Bagikan:

JAKARTA - Indonesia akan melanjutkan perjuangan mengenai palestina di pentas internasional, usai Mahkamah Internasional (ICJ) menerbitkan fatwa hukumnya pada pekan lalu.

ICJ mengatakan kebijakan pemukiman Israel dan eksploitasi sumber daya alam di wilayah Palestina merupakan pelanggaran hukum internasional.

Temuan para hakim di ICJ yang dikenal sebagai Pengadilan Dunia, tidak mengikat namun memiliki bobot hukum internasional.

Indonesia menyambut baik itu lantaran memenuhi aspirasi masyarakat Indonesia dan internasional, menilai ICJ telah memenuhi perannya dalam menegakkan rules based international order dengan menetapkan status ilegal keberadaan Israel di wilayah pendudukan Palestina.

Karena itu, Indonesia mendukung pandangan Mahkamah agar semua negara dan PBB tidak mengakui situasi yang ditimbulkan dari keberadaan ilegal Israel.

"Adanya advisory opinion ini semakin menjadi momentum, semakin menguatkan masyarakat internasional untuk memberikan pengakuan kepada negara palestina," jelas Direktur Jenderal Asia Pasifik dan Afrika Kementerian Luar Negeri RI Abdul Kadir Jailani, dalam keterangan pers di Jakarta, Senin 22 Juli.

Selain pengakuan negara Palestina, Indonesia juga dikatakannya terus mendorong penyelesaian konflik Palestina dengan Two State Solution.

Dijelaskan olehnya, fatwa hukum ICJ bukan proses peradilan menyesaikan sengketa, tidak ada sanksi yang mengikat.

Berdasarkan fatwa tersebut, Indonesia akan terus mendorong masyarkat internasional, negara-negara lain, maupun PBB, dalam hal ini Majelis Umum dan Dewan Keamanan, untuk tidak mengakui situasi ilegal di Palestina.

"Berikutnya, langkah yang bisa dilakukan yakni bagaimana mendorong PBB, dalam hal ini Dewan Keamanan dan Majelis Umum untuk memikirkan, what to do, how to do and when to do, mengenai bagaimana supaya israel mundur dari wilayah pendudukan," kata Duta Besar Abdul Kadir Jailani.

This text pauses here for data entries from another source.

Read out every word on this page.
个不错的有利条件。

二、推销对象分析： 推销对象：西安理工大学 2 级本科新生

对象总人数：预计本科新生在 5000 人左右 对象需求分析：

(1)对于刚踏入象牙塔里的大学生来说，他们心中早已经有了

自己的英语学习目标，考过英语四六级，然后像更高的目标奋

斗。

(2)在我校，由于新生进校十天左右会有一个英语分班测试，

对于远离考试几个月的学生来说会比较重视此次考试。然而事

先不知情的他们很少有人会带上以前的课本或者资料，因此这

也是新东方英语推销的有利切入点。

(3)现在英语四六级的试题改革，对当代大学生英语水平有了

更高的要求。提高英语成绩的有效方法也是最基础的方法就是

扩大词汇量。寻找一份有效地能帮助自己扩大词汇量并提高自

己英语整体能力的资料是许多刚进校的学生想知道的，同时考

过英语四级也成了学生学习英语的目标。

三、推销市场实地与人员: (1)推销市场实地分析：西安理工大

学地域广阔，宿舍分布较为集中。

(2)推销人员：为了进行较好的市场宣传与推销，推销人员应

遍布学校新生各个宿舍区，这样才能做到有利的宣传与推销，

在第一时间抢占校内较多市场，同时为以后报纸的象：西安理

"Tentu ini bukan langkah mudah, oleh karena saat ini langkah yang dilakukan oleh Kemlu dan PTRI New York mengkaji secara mendalam dan berkoordinasi dengan semua negara terkait untuk menentukan langkah-langkah lebih lanjut yang akan diambil," tandasnya.

Jika nantinya ini ditindak lanjuti di Dewan Keamanan, mungkin saja ada veto karena tunduk pada aturan di badan tersebut, katanya.

Sementara itu, Direktur Jenderal Hukum dan Perjanjian Internasional L. Amrih Jinangkung mengatakan, fatwa hukum adalah putusan mahkamah yang memang hanya memberikan nasihat hukum kepada mereka yang meminta, lembaga PBB, dalam hal ini Majelis Umum PBB

Langkah berikutnya kembali kepada lembaga yang meminta ketikan membahas masalah palestina

"Fatwa hukum ini akan menjadi panduan bagi Majelis Umum untuk membahas isu Palestina," katanya.

Dijelaskannya, Indonesia akan berkoordinasi dengan negara-negara yang sehaluan, dalam konteks pendapat hukum ini, mayoritas negara-negara berpendapat yang sama seperti Indonesia, mengajak masyarakat internasional untuk secara bersama-sama memikirkan tindak lanjut dari fatwa hukum ini, bagaimana Majelis Umum bisa mem-follow up atau memakai fatwa ini sebagai panduan prinsipal dalam pembahasan isu palestina.

"Untuk pendekatan, teman-teman perwakilan di New York selalu melakukan komunikasi dengan para diplomat lain. Kita selalu melakukan pendekatan kepada semua pihak. Pasti ada yang sehaluan dengan indonesia di DK, kita salurkan suara kita lewat mereka yang ada di sana," ketika ditanya apakah Indonesia akan melakukan pendekatan kepada negara-negara anggota Dewan Keamanan PBB agar hal ini dibahas di badan tersebut.

Diketahui, fatwa hukum ICJ diminta oleh Majelis Umum PBB (UNGA). Resolusi UNGA sendiri tidak mengikat secara hukum, tapi memiliki muatan politisi yang sinifikan. Sementara, resolusi DK mengikat dan ada sanksi jika dilanggar.